The weldability of steels is influenced primarily by the carbon content. At higher carbon levels, steels may need either pre- or post- weld heat treatment in order to prevent stress build up and weld cracking.
Generally speaking, if the Carbon Equivalent (CE) is 0.35 or below, no pre- or post- weld thermal treatment is needed. In our experience with maintenance welding, we have found that preheating was beneficial between 0.35 and 0.55 CE. Above 0.55 CE we usually both pre- and post- weld heated to relieve stress and prevent cracking.
So CE= .35 max.
However the other elements that are contained in the steel also have an effect on the steel’s “carbon equivalence.” These additional elements can really add up in scrap fed electric arc furnace steels that now predominate in our market.

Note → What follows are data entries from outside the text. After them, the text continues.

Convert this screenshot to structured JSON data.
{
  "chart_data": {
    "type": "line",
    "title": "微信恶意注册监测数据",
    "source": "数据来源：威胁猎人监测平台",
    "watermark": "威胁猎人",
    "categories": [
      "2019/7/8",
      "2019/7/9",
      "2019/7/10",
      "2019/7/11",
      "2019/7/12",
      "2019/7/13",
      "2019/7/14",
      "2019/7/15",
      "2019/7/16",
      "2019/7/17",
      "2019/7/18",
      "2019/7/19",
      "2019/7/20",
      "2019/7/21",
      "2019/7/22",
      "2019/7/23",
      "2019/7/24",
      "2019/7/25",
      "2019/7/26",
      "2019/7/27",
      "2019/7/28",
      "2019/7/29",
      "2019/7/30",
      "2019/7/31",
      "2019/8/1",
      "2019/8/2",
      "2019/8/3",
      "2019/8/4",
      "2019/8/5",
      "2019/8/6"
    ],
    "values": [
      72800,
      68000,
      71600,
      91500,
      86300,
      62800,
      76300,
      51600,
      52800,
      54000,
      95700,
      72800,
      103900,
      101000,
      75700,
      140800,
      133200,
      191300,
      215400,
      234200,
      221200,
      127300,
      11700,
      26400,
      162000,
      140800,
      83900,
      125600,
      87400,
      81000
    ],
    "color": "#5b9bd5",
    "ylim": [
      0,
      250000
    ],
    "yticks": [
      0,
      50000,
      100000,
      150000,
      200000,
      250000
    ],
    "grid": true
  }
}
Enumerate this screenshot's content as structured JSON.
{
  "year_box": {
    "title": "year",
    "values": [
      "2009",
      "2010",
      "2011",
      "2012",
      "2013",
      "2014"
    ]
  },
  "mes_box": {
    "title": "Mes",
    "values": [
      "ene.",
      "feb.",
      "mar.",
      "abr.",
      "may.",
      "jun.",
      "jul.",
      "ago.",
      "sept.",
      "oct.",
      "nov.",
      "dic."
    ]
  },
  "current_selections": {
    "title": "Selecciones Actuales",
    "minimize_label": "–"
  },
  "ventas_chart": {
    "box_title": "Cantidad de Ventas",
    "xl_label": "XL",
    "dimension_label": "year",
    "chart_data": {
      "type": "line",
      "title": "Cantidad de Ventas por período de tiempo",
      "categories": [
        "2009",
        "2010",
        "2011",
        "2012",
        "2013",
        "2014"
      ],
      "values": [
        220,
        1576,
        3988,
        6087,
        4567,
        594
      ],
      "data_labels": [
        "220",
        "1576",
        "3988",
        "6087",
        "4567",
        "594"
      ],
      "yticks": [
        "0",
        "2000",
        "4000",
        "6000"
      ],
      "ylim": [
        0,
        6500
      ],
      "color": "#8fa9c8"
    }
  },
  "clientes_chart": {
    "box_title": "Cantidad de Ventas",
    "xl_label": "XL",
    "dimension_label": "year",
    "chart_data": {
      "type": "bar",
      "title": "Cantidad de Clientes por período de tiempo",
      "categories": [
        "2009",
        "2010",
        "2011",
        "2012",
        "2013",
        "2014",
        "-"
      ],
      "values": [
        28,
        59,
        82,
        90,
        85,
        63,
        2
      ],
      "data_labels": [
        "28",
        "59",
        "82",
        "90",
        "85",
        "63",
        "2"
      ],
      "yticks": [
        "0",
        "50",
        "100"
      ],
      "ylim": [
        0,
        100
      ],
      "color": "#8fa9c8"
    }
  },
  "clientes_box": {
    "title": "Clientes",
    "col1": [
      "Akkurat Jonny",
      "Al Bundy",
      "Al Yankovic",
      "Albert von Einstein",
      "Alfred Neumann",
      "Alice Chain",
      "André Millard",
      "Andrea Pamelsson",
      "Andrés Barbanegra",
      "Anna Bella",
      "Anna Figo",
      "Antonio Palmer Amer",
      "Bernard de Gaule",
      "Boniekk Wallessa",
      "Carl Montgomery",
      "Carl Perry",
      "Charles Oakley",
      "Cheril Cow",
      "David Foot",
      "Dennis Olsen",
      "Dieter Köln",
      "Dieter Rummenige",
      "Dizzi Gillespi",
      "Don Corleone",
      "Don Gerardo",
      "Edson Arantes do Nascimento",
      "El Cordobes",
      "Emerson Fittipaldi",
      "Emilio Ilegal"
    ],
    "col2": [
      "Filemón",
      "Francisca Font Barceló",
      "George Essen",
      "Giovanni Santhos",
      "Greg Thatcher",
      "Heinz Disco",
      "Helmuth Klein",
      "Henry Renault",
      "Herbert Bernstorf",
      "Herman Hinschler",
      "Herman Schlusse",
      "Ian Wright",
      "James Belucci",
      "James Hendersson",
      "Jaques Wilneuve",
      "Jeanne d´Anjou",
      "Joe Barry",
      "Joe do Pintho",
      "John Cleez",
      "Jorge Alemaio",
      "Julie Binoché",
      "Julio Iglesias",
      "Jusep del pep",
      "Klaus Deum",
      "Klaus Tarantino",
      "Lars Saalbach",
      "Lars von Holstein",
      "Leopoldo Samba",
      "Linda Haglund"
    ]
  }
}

Here are two formulas for calculating Carbon Equivalents.
CE=%C+(%Mn/6)+(%Cr+%Mo+%Va)/5 + (%Si+%Ni+%Cu)/15
This is the first formula I learned when I took over metallurgical support for maintenance ‘back in the day.’
In this formula you can see that 6 points of Manganese are approximately equal to one point of Carbon. 5 points of Chrome, Moly or Vanadium are roughly equal to a point of Carbon, while it takes about 15 points of Silicon, Nickel or Copper to get about the same effect as one point of Carbon.
The GE formula for Carbon Equivalency is CE= C+(Mn/6)+(Ni/20)+(Cr/10)+(Cu/40)+(Mo/50)+(Va/10). If this is less than .35 max, you should have no need to pre or post weld thermal treat in most cases.
As long as CE is no more than .35, you probably won’t need to preheat or post weld stress relieve your welded parts. above .35 CE, you may need either or both depending on section thickness and CE.
* (I) added (extra parentheses) to keep (the terms) clear in (this post); no (scathing rebukes) from (math teachers) please!